Sunday, 23 November 2008

Meat and Stew Veg

WITH bleak grey skies and the prospect of snow hanging in the air, a supper of mum's homemade beef stew proved just the tonic.
As I contentedly mopped up the melting meat and thick, rich gravy, which had been slow-cooked with carrots, onions, parsnips and pearl barley, it got me thinking that this was exactly the kind of nutritious recipe Jamie Oliver should have been teaching those Rotherham folk on his Ministry of Food.
My mum's a good cook, but by her own admission, this had been the simplest of dishes to prepare, and cheap to boot. It was a one-pot dish, and the gentle cooking assured that the meat was cooked properly and bags of flavour extracted without the need to add a bucket of salt.
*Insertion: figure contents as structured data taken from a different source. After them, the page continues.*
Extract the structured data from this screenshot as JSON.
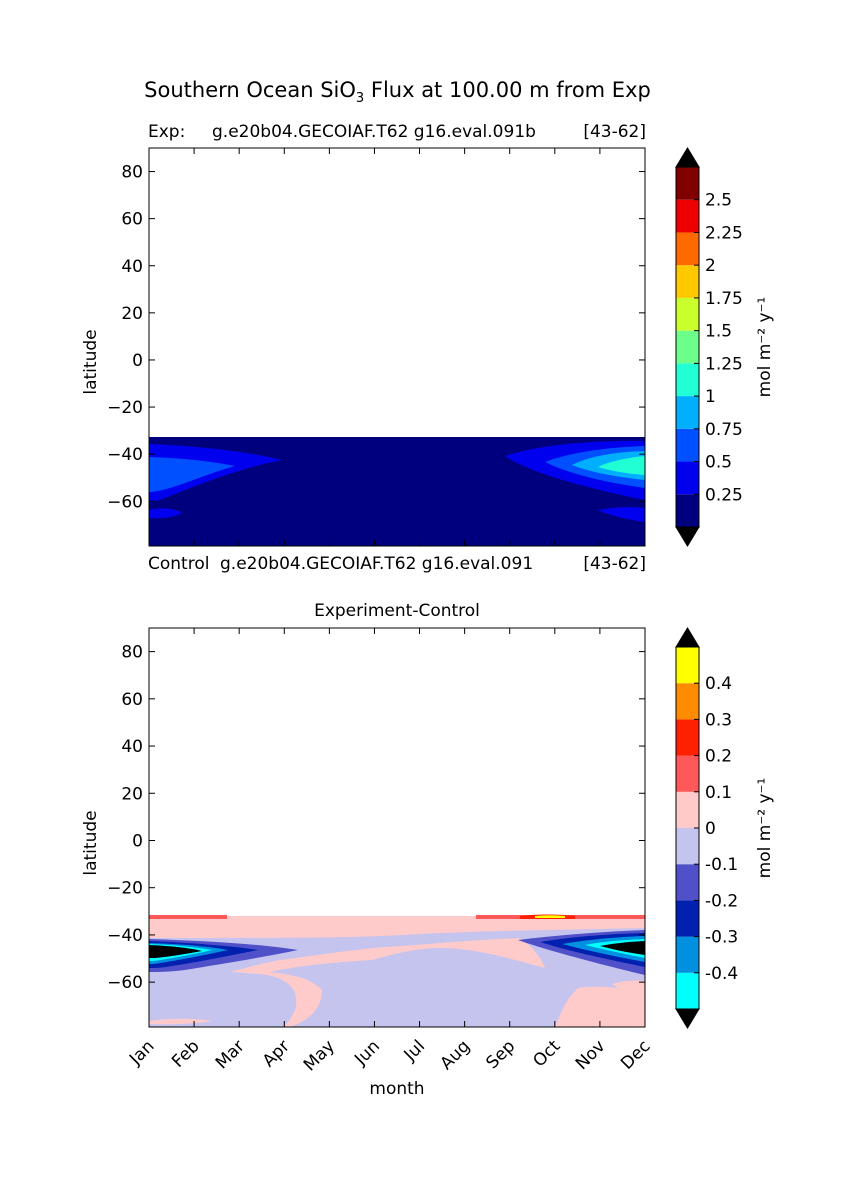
{
  "title_parts": {
    "pre": "Southern Ocean SiO",
    "sub": "3",
    "post": " Flux at 100.00 m from Exp"
  },
  "panels": {
    "top": {
      "left_title": "Exp:",
      "center_title": "g.e20b04.GECOIAF.T62 g16.eval.091b",
      "right_title": "[43-62]"
    },
    "bottom": {
      "left_title": "Control",
      "center_title": "g.e20b04.GECOIAF.T62 g16.eval.091",
      "right_title": "[43-62]"
    },
    "diff": {
      "center_title": "Experiment-Control"
    }
  },
  "chart_data": [
    {
      "type": "contourf",
      "name": "exp",
      "ylabel": "latitude",
      "xlabel": "",
      "y_ticks": [
        80,
        60,
        40,
        20,
        0,
        -20,
        -40,
        -60
      ],
      "y_tick_labels": [
        "80",
        "60",
        "40",
        "20",
        "0",
        "−20",
        "−40",
        "−60"
      ],
      "ylim": [
        -79,
        90
      ],
      "xlim": [
        0,
        11
      ],
      "data_extent_lat": [
        -79,
        -33
      ],
      "colorbar": {
        "label": "mol m⁻² y⁻¹",
        "levels": [
          0.0,
          0.25,
          0.5,
          0.75,
          1.0,
          1.25,
          1.5,
          1.75,
          2.0,
          2.25,
          2.5,
          2.75
        ],
        "tick_labels": [
          "0.25",
          "0.5",
          "0.75",
          "1",
          "1.25",
          "1.5",
          "1.75",
          "2",
          "2.25",
          "2.5"
        ],
        "colors": [
          "#00007f",
          "#0000ee",
          "#0050ff",
          "#00b0ff",
          "#21ffd4",
          "#6dff8a",
          "#caff2d",
          "#ffc800",
          "#ff6a00",
          "#ee0000",
          "#7f0000"
        ],
        "extend_colors": [
          "#000000",
          "#000000"
        ]
      }
    },
    {
      "type": "contourf",
      "name": "experiment_minus_control",
      "ylabel": "latitude",
      "xlabel": "month",
      "x_tick_labels": [
        "Jan",
        "Feb",
        "Mar",
        "Apr",
        "May",
        "Jun",
        "Jul",
        "Aug",
        "Sep",
        "Oct",
        "Nov",
        "Dec"
      ],
      "y_ticks": [
        80,
        60,
        40,
        20,
        0,
        -20,
        -40,
        -60
      ],
      "y_tick_labels": [
        "80",
        "60",
        "40",
        "20",
        "0",
        "−20",
        "−40",
        "−60"
      ],
      "ylim": [
        -79,
        90
      ],
      "xlim": [
        0,
        11
      ],
      "data_extent_lat": [
        -79,
        -33
      ],
      "colorbar": {
        "label": "mol m⁻² y⁻¹",
        "levels": [
          -0.5,
          -0.4,
          -0.3,
          -0.2,
          -0.1,
          0.0,
          0.1,
          0.2,
          0.3,
          0.4,
          0.5
        ],
        "tick_labels": [
          "-0.4",
          "-0.3",
          "-0.2",
          "-0.1",
          "0",
          "0.1",
          "0.2",
          "0.3",
          "0.4"
        ],
        "colors": [
          "#00ffff",
          "#0090e0",
          "#0020b0",
          "#5050c8",
          "#c4c4ee",
          "#ffcaca",
          "#ff5858",
          "#ff2000",
          "#ff8c00",
          "#ffff00"
        ],
        "extend_colors": [
          "#000000",
          "#000000"
        ]
      }
    }
  ]
}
It was easy to cook in quantities vast enough for an army-sized family and perfect to freeze and then reheat.
In my mind there is nothing more satisfying than creating something so delicious from the most basic of ingredients.
So why did Jamie think that a bunch of working class folk would be motivated to get back into the kitchen armed with recipes such as stuffed chicken wrapped in prosciutto ham? Delicious, I am sure, but not exactly cheap or easy to prepare for hoards of hungry mouths.
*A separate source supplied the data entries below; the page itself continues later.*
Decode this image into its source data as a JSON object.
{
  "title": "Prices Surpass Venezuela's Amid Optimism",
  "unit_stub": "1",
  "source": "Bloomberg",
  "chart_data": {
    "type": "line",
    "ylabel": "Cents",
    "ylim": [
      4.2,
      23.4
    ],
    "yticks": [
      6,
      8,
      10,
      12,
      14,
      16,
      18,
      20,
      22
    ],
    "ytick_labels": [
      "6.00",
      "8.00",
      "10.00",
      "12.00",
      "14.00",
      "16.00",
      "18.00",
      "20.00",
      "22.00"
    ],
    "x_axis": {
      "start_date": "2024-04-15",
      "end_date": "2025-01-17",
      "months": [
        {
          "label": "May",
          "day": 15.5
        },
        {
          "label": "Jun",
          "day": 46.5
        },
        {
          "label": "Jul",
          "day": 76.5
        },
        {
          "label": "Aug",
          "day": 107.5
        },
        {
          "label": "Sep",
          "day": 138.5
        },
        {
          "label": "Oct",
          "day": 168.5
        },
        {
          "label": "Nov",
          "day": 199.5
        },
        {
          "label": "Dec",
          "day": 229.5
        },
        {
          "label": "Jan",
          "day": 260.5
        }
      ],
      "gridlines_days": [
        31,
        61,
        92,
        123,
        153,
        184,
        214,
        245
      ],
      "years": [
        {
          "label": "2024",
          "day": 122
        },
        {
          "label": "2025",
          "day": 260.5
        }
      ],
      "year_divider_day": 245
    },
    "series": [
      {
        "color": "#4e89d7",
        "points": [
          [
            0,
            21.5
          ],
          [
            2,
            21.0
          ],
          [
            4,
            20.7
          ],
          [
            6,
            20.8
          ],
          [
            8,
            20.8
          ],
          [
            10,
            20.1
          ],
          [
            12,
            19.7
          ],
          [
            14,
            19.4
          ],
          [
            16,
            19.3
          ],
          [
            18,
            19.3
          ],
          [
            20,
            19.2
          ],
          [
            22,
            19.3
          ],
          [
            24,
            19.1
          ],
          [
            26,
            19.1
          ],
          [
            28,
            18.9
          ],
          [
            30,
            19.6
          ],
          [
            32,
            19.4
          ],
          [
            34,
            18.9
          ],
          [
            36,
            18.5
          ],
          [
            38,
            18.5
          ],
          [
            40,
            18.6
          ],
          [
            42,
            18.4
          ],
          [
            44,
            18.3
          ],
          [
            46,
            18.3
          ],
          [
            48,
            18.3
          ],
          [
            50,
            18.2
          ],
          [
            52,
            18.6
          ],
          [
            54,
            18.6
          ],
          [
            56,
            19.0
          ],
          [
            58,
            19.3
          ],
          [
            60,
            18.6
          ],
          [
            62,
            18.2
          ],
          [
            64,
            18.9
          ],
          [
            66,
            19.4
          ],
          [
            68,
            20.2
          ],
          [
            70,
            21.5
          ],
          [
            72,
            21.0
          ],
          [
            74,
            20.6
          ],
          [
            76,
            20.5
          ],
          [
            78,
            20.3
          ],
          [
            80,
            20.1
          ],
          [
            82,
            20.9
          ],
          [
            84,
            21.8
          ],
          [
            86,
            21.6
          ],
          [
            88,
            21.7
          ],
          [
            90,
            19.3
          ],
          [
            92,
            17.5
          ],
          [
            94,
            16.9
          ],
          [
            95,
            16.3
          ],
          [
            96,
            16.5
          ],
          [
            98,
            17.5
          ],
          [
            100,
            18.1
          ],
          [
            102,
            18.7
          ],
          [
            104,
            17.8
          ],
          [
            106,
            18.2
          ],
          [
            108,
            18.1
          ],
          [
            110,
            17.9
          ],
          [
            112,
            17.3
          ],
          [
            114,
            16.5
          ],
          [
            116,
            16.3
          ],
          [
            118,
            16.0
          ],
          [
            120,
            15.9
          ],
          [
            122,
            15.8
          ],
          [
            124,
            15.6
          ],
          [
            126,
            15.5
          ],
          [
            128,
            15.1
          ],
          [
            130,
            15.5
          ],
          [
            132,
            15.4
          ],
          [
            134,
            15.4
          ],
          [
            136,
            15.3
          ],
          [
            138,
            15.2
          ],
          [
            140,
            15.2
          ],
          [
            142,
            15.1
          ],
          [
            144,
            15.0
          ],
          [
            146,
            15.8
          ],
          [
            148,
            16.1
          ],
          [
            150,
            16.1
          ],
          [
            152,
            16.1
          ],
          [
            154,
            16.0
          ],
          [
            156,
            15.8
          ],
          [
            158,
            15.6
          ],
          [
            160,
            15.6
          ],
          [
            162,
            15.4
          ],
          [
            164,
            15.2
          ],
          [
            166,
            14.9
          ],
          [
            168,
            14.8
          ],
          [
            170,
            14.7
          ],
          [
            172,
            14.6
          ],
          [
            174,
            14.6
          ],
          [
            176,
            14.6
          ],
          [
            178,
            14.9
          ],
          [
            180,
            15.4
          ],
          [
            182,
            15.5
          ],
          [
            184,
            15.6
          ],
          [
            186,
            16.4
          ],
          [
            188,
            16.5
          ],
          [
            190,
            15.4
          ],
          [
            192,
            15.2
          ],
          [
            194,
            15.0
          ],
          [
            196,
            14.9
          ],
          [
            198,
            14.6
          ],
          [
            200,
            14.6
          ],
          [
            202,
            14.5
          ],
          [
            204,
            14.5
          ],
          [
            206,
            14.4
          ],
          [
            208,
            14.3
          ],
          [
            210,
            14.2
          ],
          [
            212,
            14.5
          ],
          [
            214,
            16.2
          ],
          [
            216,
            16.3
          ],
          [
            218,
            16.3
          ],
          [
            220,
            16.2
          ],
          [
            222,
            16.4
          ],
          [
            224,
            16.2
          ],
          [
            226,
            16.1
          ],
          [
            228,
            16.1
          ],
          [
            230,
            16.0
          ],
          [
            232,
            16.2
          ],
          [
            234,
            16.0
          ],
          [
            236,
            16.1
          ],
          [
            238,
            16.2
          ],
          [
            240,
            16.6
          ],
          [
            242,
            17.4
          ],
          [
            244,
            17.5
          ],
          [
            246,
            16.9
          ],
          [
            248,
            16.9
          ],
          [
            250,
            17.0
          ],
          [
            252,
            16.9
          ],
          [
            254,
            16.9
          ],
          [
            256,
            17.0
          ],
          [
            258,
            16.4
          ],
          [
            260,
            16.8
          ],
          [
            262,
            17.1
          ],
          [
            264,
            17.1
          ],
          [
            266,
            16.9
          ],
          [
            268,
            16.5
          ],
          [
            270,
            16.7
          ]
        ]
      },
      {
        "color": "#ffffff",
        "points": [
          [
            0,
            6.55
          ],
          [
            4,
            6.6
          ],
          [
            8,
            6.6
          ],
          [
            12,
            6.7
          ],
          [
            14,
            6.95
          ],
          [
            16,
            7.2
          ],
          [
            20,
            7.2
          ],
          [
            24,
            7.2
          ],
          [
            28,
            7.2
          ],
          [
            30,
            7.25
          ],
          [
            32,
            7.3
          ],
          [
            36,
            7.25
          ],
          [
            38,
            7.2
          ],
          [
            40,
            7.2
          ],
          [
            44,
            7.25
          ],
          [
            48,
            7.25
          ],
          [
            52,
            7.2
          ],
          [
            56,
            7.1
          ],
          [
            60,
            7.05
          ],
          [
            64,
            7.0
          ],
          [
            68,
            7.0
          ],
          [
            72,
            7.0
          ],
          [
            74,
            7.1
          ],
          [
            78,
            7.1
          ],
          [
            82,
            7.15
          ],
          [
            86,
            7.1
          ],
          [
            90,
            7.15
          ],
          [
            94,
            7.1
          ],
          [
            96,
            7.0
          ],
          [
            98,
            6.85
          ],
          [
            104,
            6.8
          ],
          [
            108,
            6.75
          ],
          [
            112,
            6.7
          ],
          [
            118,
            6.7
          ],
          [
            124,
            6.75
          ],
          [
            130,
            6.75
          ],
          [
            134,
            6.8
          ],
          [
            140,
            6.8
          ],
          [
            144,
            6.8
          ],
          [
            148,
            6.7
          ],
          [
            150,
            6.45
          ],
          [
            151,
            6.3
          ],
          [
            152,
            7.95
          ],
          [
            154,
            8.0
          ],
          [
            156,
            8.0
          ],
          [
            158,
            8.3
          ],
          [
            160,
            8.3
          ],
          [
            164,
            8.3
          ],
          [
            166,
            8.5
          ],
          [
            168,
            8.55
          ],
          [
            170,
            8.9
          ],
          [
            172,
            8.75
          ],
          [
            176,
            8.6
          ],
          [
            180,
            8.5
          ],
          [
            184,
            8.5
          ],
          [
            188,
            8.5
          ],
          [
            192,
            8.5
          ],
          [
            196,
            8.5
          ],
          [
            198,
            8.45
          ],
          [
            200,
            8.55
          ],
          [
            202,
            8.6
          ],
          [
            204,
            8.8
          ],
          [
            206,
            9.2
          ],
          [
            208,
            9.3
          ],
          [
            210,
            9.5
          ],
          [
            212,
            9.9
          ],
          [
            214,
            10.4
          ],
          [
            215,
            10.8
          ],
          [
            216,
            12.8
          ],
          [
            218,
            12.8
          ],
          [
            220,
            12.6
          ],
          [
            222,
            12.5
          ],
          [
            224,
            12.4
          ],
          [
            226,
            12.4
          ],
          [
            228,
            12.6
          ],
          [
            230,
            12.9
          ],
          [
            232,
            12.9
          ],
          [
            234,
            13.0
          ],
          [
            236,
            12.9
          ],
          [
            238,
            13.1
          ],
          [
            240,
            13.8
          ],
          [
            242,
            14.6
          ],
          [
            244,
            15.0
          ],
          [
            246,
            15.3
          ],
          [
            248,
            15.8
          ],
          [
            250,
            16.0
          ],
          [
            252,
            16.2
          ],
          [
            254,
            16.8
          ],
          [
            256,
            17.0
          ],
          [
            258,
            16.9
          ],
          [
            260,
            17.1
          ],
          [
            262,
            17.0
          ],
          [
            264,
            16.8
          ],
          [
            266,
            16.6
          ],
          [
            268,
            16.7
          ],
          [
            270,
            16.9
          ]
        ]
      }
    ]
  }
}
This recipe was one of a handful he tried to 'pass on' which was not only fairly expensive (particularly when Jamie insists on organic, free-range chicken breasts) but assumed a level of culinary expertise. For someone not confident enough to turn on a stove cooking a chicken breast properly could prove lethal.
Instead he should have started off with one pot meals the whole family can enjoy with minimum effort or expense.
I am all for getting people back into the kitchen and away from convenience foods but it has to be simple and affordable.
What do you think? What is your favourite one-pot dish and how do you make it? I've just spotted a cracker on the BBC Good Food website for Chorizo and Squash stew. Perfect winter fodder!